In Sections 3 and 6 most of the triangular plots refer to the metabolic processes in which oxygen and hydrogen are related with carbon, nitrogen or sulphur. In this way he tried to show the chemical processes such as oxidation and reduction, hydrogenation, dehydrogenation, carbonisation and caramelisation. He also tried to relate the reduction stage of carbon compounds with heat combustion. Plates 3.2 and 3.3 in the 1944 manuscript were probably preliminary studies of his article On the Graphical Representation of Chemical Processes, which was published in 1947 (Baas Becking, 1947b).

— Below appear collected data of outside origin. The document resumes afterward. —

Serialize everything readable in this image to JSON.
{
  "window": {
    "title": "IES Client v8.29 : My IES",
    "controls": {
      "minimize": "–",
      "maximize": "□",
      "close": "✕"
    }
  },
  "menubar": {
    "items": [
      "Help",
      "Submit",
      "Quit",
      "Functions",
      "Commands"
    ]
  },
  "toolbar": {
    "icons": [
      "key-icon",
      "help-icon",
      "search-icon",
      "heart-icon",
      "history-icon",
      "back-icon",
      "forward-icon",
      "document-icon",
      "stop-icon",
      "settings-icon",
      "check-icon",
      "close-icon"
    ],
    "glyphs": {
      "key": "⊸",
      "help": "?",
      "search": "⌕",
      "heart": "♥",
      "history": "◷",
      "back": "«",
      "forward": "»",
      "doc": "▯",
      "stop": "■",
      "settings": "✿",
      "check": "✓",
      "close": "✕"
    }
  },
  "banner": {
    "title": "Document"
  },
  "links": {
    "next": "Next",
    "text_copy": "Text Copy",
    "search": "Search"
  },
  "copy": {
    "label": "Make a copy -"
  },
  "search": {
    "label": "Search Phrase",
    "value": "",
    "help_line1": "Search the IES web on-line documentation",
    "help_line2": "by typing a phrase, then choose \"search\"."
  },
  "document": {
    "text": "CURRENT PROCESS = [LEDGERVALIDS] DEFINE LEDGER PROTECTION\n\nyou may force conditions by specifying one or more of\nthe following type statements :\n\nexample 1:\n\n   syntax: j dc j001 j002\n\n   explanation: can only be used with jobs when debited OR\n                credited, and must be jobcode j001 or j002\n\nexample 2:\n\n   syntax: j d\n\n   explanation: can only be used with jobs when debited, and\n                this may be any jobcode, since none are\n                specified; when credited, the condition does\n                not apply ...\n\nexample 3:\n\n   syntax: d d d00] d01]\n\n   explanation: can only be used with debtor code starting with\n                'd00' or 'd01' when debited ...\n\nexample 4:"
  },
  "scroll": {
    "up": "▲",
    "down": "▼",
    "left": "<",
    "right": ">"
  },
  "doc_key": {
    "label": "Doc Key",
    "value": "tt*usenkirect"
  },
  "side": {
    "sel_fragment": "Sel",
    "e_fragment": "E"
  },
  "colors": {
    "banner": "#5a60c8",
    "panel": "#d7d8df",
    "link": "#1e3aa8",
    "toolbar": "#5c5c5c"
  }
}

Several of the drawings of plots in the manuscript of Geobiology are difficult to interpret, because they contain too much information, but too little explanation of the graphically displayed data. However, it is usually evident what Baas Becking proposed to show with his plots, although the graphical exercises seem like a quest to illustrate chemical processes in a novel way. The ternary plots give an idea of his fascination for this form of visualising chemical processes and compositions of substrates and water types. In the oppressive reality of his captivity, that search also must have meant a distraction to him. We therefore chose to leave these plots intact and display these in the transcription like the other figures as in the original manuscript.
ACKNOWLEDGEMENTS
After I graduated as a plant physiologist in Leiden in 1974, I decided never to practice this profession. I became a fisheries biologist and obtained my PhD as an historian. Peter Westbroek and Don Canfield brought me back to plant physiology, an enriching experience after nearly 50 years of absence. The annotated transcription of Geobiology is thus “A Work of Redemption”, not in a moral sense like Lawrence Sterne’s fictional travelogue Sentimental Journey (1768), but in a secular sense: an acknowledgement of my youthful prejudices. It is a belated tribute to Baas Becking and my teacher Anton Quispel. I am very grateful to my friend and former supervisor Marcel Donze for his support and his selfless help to make the 830 pages of Baas Beckings Geobiology 1953 typescript accessible for me. Many thanks to the staff of the Australian Academy of Science in Canberra who scanned a large part of the Baas Becking archive in the Adolph Basser Library Manuscript Collection: Clare McLellan, Robyn Diamond, Ellen Rykers, Melanie Bagg, Felicity McCook. I thank the family of Lourens Baas Becking in Australia and The Netherlands for their interest in my research and the information that I received from them: Francesca Baas Becking, Ingrid Baas Becking, Steven Teding van Berkhout, Nils de Sitter, Aernout de Sitter. Willem Otterspeer made the sources for his book about Leiden University during the Second World War Het Horzelnest Nest (2019), available to me. The members of the Baas Becking Society were a continuous support for me. I would like to thank Juan Diego Rodriguez Blanco for his work redrawing several figures, as well as Marie-Aude Hulshoff and Robert Raiswell for their excellent and adequate editorial assistance, which improved the readability of Baas Becking’s manuscript of Geobiology.
From the beginning, Annemarie van Santen was involved in my research. I am intensely happy that we were able to reach the end of this undertaking together.
This annotated Geobiology transcription is dedicated to my two granddaughters Sofie and Julia Raat, for whom I desire a better world than the one described by Baas Becking.